While this seems obvious, it’s amazing how many people are surprised by winter’s arrival—every single year. We know that nurses are busy and juggling shift work, family and even sleep (remember that?), but we have to keep our cars ready and safe for winter driving. That means:
● A full mechanical checkup, checking the fluids (including windshield wiper fluid), brakes, heat and defrost system, lights, etc.
● Winter tires (different from snow tires, these are for winter in particular). Despite what manufacturers tell you, if your winter temperature drops below 44 degrees, you need winter tires. They are made of a softer rubber that helps grip the ice. All-season tires do not have this ability.

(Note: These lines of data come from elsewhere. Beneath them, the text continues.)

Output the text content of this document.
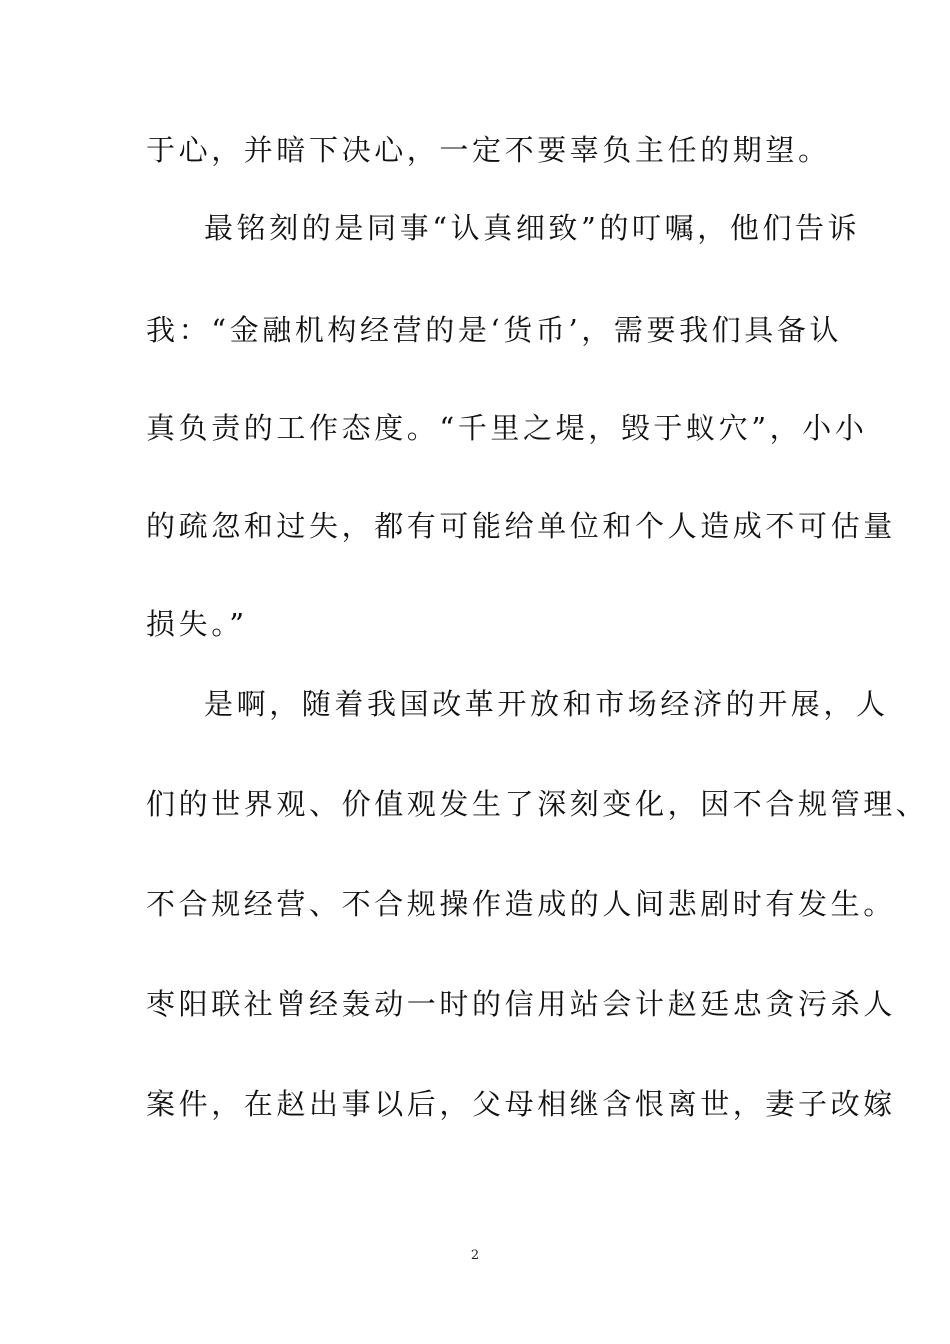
于心，并暗下决心，一定不要辜负主任的期望。

最铭刻的是同事“认真细致”的叮嘱，他们告诉

我：“金融机构经营的是‘货币’，需要我们具备认

真负责的工作态度。“千里之堤，毁于蚁穴”，小小

的疏忽和过失，都有可能给单位和个人造成不可估量

损失。”

是啊，随着我国改革开放和市场经济的开展，人

们的世界观、价值观发生了深刻变化，因不合规管理、

不合规经营、不合规操作造成的人间悲剧时有发生。

枣阳联社曾经轰动一时的信用站会计赵廷忠贪污杀人

案件，在赵出事以后，父母相继含恨离世，妻子改嫁

2
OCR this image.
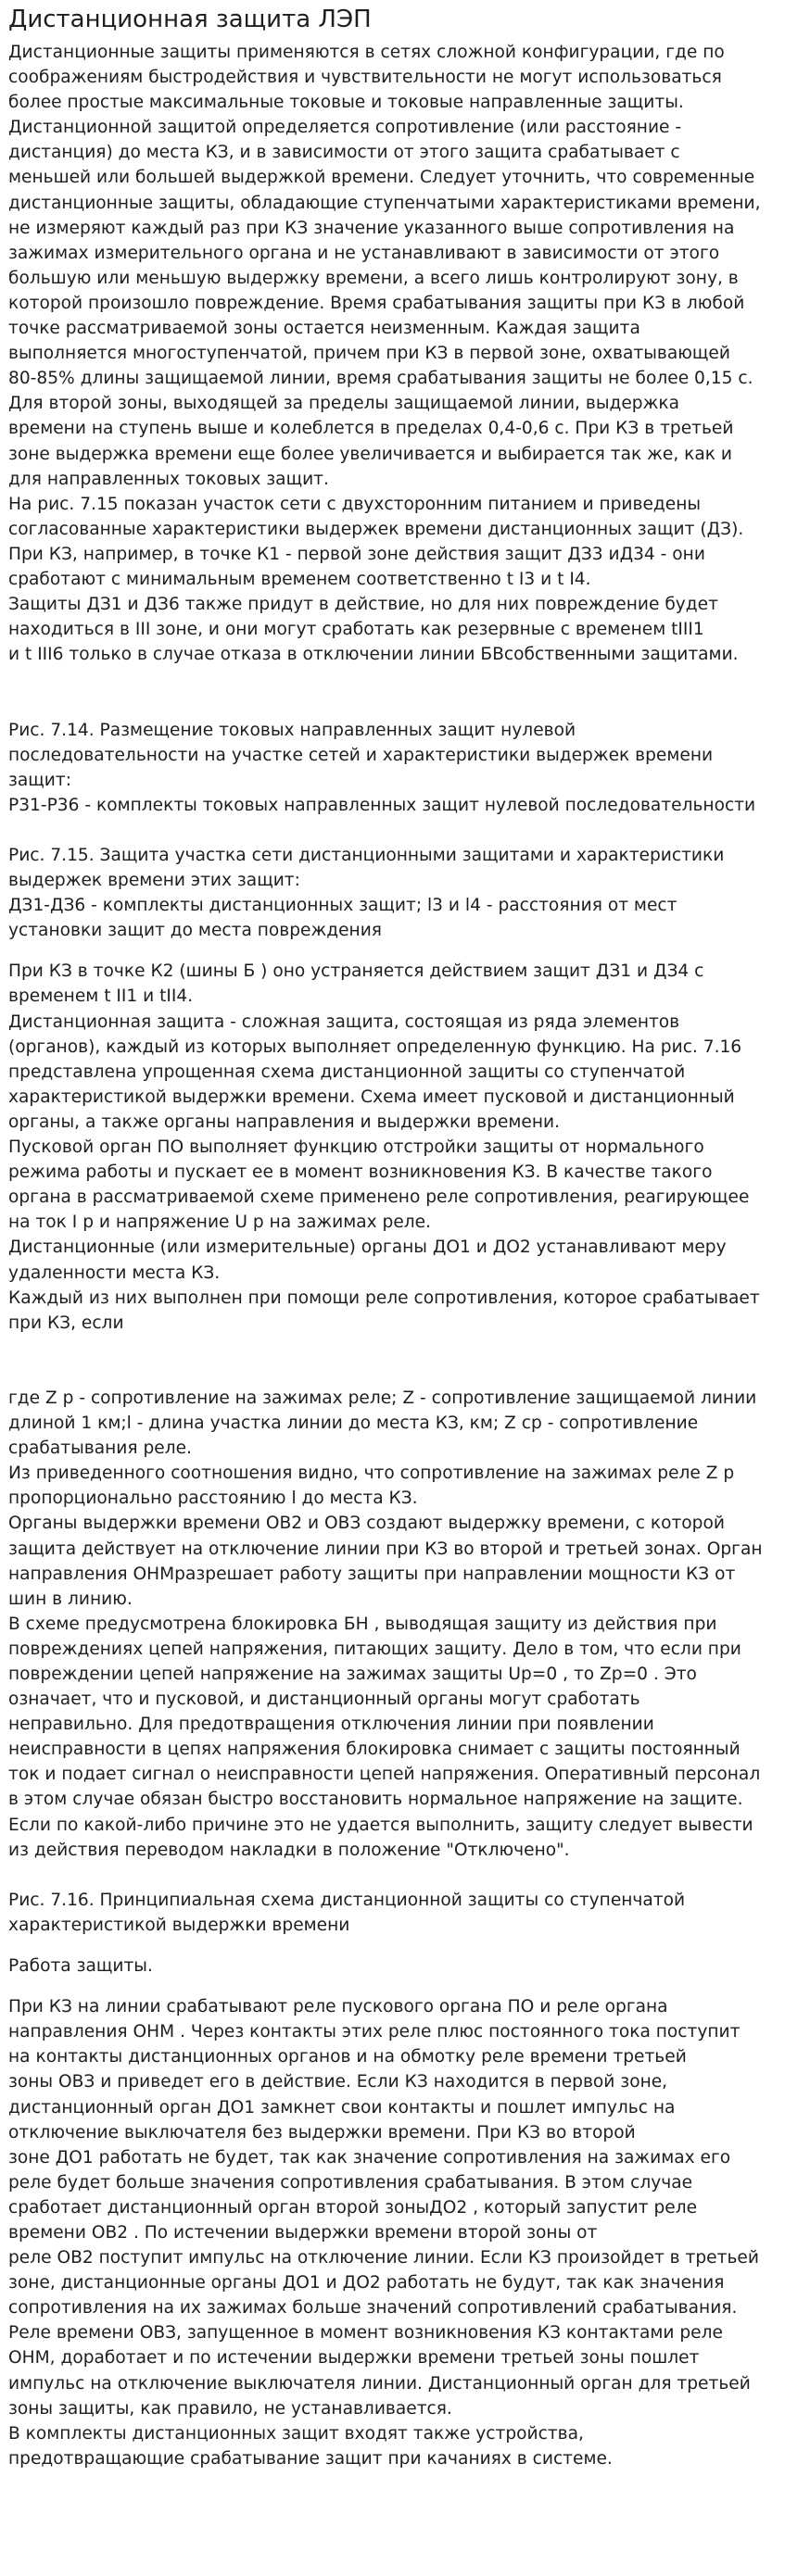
Дистанционная защита ЛЭП
Дистанционные защиты применяются в сетях сложной конфигурации, где по
соображениям быстродействия и чувствительности не могут использоваться
более простые максимальные токовые и токовые направленные защиты.
Дистанционной защитой определяется сопротивление (или расстояние -
дистанция) до места КЗ, и в зависимости от этого защита срабатывает с
меньшей или большей выдержкой времени. Следует уточнить, что современные
дистанционные защиты, обладающие ступенчатыми характеристиками времени,
не измеряют каждый раз при КЗ значение указанного выше сопротивления на
зажимах измерительного органа и не устанавливают в зависимости от этого
большую или меньшую выдержку времени, а всего лишь контролируют зону, в
которой произошло повреждение. Время срабатывания защиты при КЗ в любой
точке рассматриваемой зоны остается неизменным. Каждая защита
выполняется многоступенчатой, причем при КЗ в первой зоне, охватывающей
80-85% длины защищаемой линии, время срабатывания защиты не более 0,15 с.
Для второй зоны, выходящей за пределы защищаемой линии, выдержка
времени на ступень выше и колеблется в пределах 0,4-0,6 с. При КЗ в третьей
зоне выдержка времени еще более увеличивается и выбирается так же, как и
для направленных токовых защит.
На рис. 7.15 показан участок сети с двухсторонним питанием и приведены
согласованные характеристики выдержек времени дистанционных защит (ДЗ).
При КЗ, например, в точке К1 - первой зоне действия защит ДЗ3 иД34 - они
сработают с минимальным временем соответственно t I3 и t I4.
Защиты ДЗ1 и ДЗ6 также придут в действие, но для них повреждение будет
находиться в III зоне, и они могут сработать как резервные с временем tIII1
и t III6 только в случае отказа в отключении линии БВсобственными защитами.
Рис. 7.14. Размещение токовых направленных защит нулевой
последовательности на участке сетей и характеристики выдержек времени
защит:
Р31-Р36 - комплекты токовых направленных защит нулевой последовательности
Рис. 7.15. Защита участка сети дистанционными защитами и характеристики
выдержек времени этих защит:
ДЗ1-ДЗ6 - комплекты дистанционных защит; l3 и l4 - расстояния от мест
установки защит до места повреждения
При КЗ в точке К2 (шины Б ) оно устраняется действием защит ДЗ1 и ДЗ4 с
временем t II1 и tII4.
Дистанционная защита - сложная защита, состоящая из ряда элементов
(органов), каждый из которых выполняет определенную функцию. На рис. 7.16
представлена упрощенная схема дистанционной защиты со ступенчатой
характеристикой выдержки времени. Схема имеет пусковой и дистанционный
органы, а также органы направления и выдержки времени.
Пусковой орган ПО выполняет функцию отстройки защиты от нормального
режима работы и пускает ее в момент возникновения КЗ. В качестве такого
органа в рассматриваемой схеме применено реле сопротивления, реагирующее
на ток I р и напряжение U р на зажимах реле.
Дистанционные (или измерительные) органы ДО1 и ДО2 устанавливают меру
удаленности места КЗ.
Каждый из них выполнен при помощи реле сопротивления, которое срабатывает
при КЗ, если
где Z р - сопротивление на зажимах реле; Z - сопротивление защищаемой линии
длиной 1 км;l - длина участка линии до места КЗ, км; Z ср - сопротивление
срабатывания реле.
Из приведенного соотношения видно, что сопротивление на зажимах реле Z р
пропорционально расстоянию l до места КЗ.
Органы выдержки времени ОВ2 и ОВЗ создают выдержку времени, с которой
защита действует на отключение линии при КЗ во второй и третьей зонах. Орган
направления ОНМразрешает работу защиты при направлении мощности КЗ от
шин в линию.
В схеме предусмотрена блокировка БН , выводящая защиту из действия при
повреждениях цепей напряжения, питающих защиту. Дело в том, что если при
повреждении цепей напряжение на зажимах защиты Uр=0 , то Zр=0 . Это
означает, что и пусковой, и дистанционный органы могут сработать
неправильно. Для предотвращения отключения линии при появлении
неисправности в цепях напряжения блокировка снимает с защиты постоянный
ток и подает сигнал о неисправности цепей напряжения. Оперативный персонал
в этом случае обязан быстро восстановить нормальное напряжение на защите.
Если по какой-либо причине это не удается выполнить, защиту следует вывести
из действия переводом накладки в положение "Отключено".
Рис. 7.16. Принципиальная схема дистанционной защиты со ступенчатой
характеристикой выдержки времени
Работа защиты.
При КЗ на линии срабатывают реле пускового органа ПО и реле органа
направления ОНМ . Через контакты этих реле плюс постоянного тока поступит
на контакты дистанционных органов и на обмотку реле времени третьей
зоны ОВЗ и приведет его в действие. Если КЗ находится в первой зоне,
дистанционный орган ДО1 замкнет свои контакты и пошлет импульс на
отключение выключателя без выдержки времени. При КЗ во второй
зоне ДО1 работать не будет, так как значение сопротивления на зажимах его
реле будет больше значения сопротивления срабатывания. В этом случае
сработает дистанционный орган второй зоныДО2 , который запустит реле
времени ОВ2 . По истечении выдержки времени второй зоны от
реле ОВ2 поступит импульс на отключение линии. Если КЗ произойдет в третьей
зоне, дистанционные органы ДО1 и ДО2 работать не будут, так как значения
сопротивления на их зажимах больше значений сопротивлений срабатывания.
Реле времени ОВЗ, запущенное в момент возникновения КЗ контактами реле
ОНМ, доработает и по истечении выдержки времени третьей зоны пошлет
импульс на отключение выключателя линии. Дистанционный орган для третьей
зоны защиты, как правило, не устанавливается.
В комплекты дистанционных защит входят также устройства,
предотвращающие срабатывание защит при качаниях в системе.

● Snow chains or studs if you live in areas where they are required and legal
● Winter wipers for your windows
Hone your skills –>
2. Take a winter driving course.
If it’s possible, it’s in your best interest to take a winter driving course. It’s surprising how many people get their driver’s license during good weather and then experience their very first winter driving experience alone, never having had any practice. If you add in the fact that many of these winter driving firsts may be while you’re driving home after a long evening shift, or driving in for a night shift after not much sleep, you know that you might be in for a white-knuckle drive.
While winter driving courses may not be cheap, they teach you how it feels to drive on ice, slam on the brakes, steer on ice and so on. These really are invaluable skills. You may also want to check with your insurance company to see if your rates will go down if you take a winter driving safety course.